Cara gives birth in the hospital, nine days past her due date, and after her sisters, I’m first in line to hold her baby boy. He’s wrapped in the green and yellow blanket I made for him. His face is all squished, and his little hand grasps Charlie’s finger with an impressively strong grip. Billy looks so proud I think he might take out an ad in the newspaper.
“His name is Stuart,” Cara says from her spot in the hospital bed. “After Billy’s grandfather.”
“He’s so perfect,” I say in wonderment. Such a tiny, perfect human, with his whole life ahead of him. He’s going to be ensconced in love. He’s the first grandchild in Cara’s family, and her parents have already set up a nursery in their home so Cara and Billy can get a break when they need one.
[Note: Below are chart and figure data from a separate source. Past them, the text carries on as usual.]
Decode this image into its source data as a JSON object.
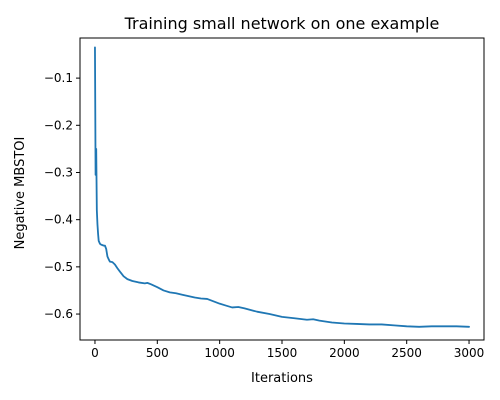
{
  "chart_data": {
    "type": "line",
    "title": "Training small network on one example",
    "xlabel": "Iterations",
    "ylabel": "Negative MBSTOI",
    "xlim": [
      -120,
      3120
    ],
    "ylim": [
      -0.655,
      -0.015
    ],
    "xticks": [
      0,
      500,
      1000,
      1500,
      2000,
      2500,
      3000
    ],
    "yticks": [
      -0.1,
      -0.2,
      -0.3,
      -0.4,
      -0.5,
      -0.6
    ],
    "xtick_labels": [
      "0",
      "500",
      "1000",
      "1500",
      "2000",
      "2500",
      "3000"
    ],
    "ytick_labels": [
      "−0.1",
      "−0.2",
      "−0.3",
      "−0.4",
      "−0.5",
      "−0.6"
    ],
    "grid": false,
    "colors": {
      "line": "#1f77b4",
      "axis": "#000000"
    },
    "series": [
      {
        "x": [
          0,
          5,
          10,
          15,
          20,
          25,
          30,
          40,
          50,
          60,
          70,
          80,
          90,
          100,
          110,
          120,
          140,
          160,
          180,
          200,
          230,
          260,
          300,
          350,
          400,
          420,
          450,
          500,
          550,
          600,
          650,
          700,
          750,
          800,
          850,
          900,
          950,
          1000,
          1050,
          1100,
          1150,
          1200,
          1300,
          1400,
          1500,
          1600,
          1700,
          1750,
          1800,
          1900,
          2000,
          2100,
          2200,
          2300,
          2400,
          2500,
          2600,
          2700,
          2800,
          2900,
          3000
        ],
        "y": [
          -0.035,
          -0.305,
          -0.25,
          -0.38,
          -0.41,
          -0.43,
          -0.445,
          -0.451,
          -0.453,
          -0.454,
          -0.455,
          -0.455,
          -0.462,
          -0.478,
          -0.484,
          -0.489,
          -0.49,
          -0.495,
          -0.503,
          -0.51,
          -0.52,
          -0.526,
          -0.53,
          -0.533,
          -0.535,
          -0.534,
          -0.537,
          -0.543,
          -0.55,
          -0.554,
          -0.556,
          -0.559,
          -0.562,
          -0.565,
          -0.567,
          -0.568,
          -0.573,
          -0.578,
          -0.582,
          -0.586,
          -0.585,
          -0.588,
          -0.595,
          -0.6,
          -0.606,
          -0.609,
          -0.612,
          -0.611,
          -0.614,
          -0.618,
          -0.62,
          -0.621,
          -0.622,
          -0.622,
          -0.624,
          -0.626,
          -0.627,
          -0.626,
          -0.626,
          -0.626,
          -0.627
        ]
      }
    ]
  }
}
After a few weeks, Cara is ready to re-enter the world. She’s sleep-deprived and exhausted, but no less radiant. Billy looks like he’s been run over and laid in the street for a few days before anyone bothered to collect him. Stuart sits in his baby carriage, gurgling and marveling over his newly discovered feet, while the four of us eat brunch. Cara drinks a mimosa and is immediately tipsy.
“God, that’s good,” she says, stretching her arms up over her head, and we laugh.
Charlie’s foot brushes against mine under the table, and he grips my hand in my lap. I smile over at him, wondering if maybe there will be a little one in our future. I don’t know what will happen, but I’m happy. I’m happier than I think I’ve ever been, at any time in my life.
And then, eventually, Charlie asks me to move in with him, and our styles meld into a tasteful, eclectic mix. My posters line the hall between our living room and our kitchen. His sofa now has a basket full of my blankets next to it so that Cara and I can cocoon ourselves. Charlie likes romantic comedies, so he often joins us when we have girls’ night, but sometimes he goes out with his friends so Cara and I can have time together.
But at the end of every night, no matter what we’re doing, it’s just Charlie and me again. And I think it always will be. I think that this is it for me. The long, strange road I’ve been on has led me here. To him. To home. Where I belong.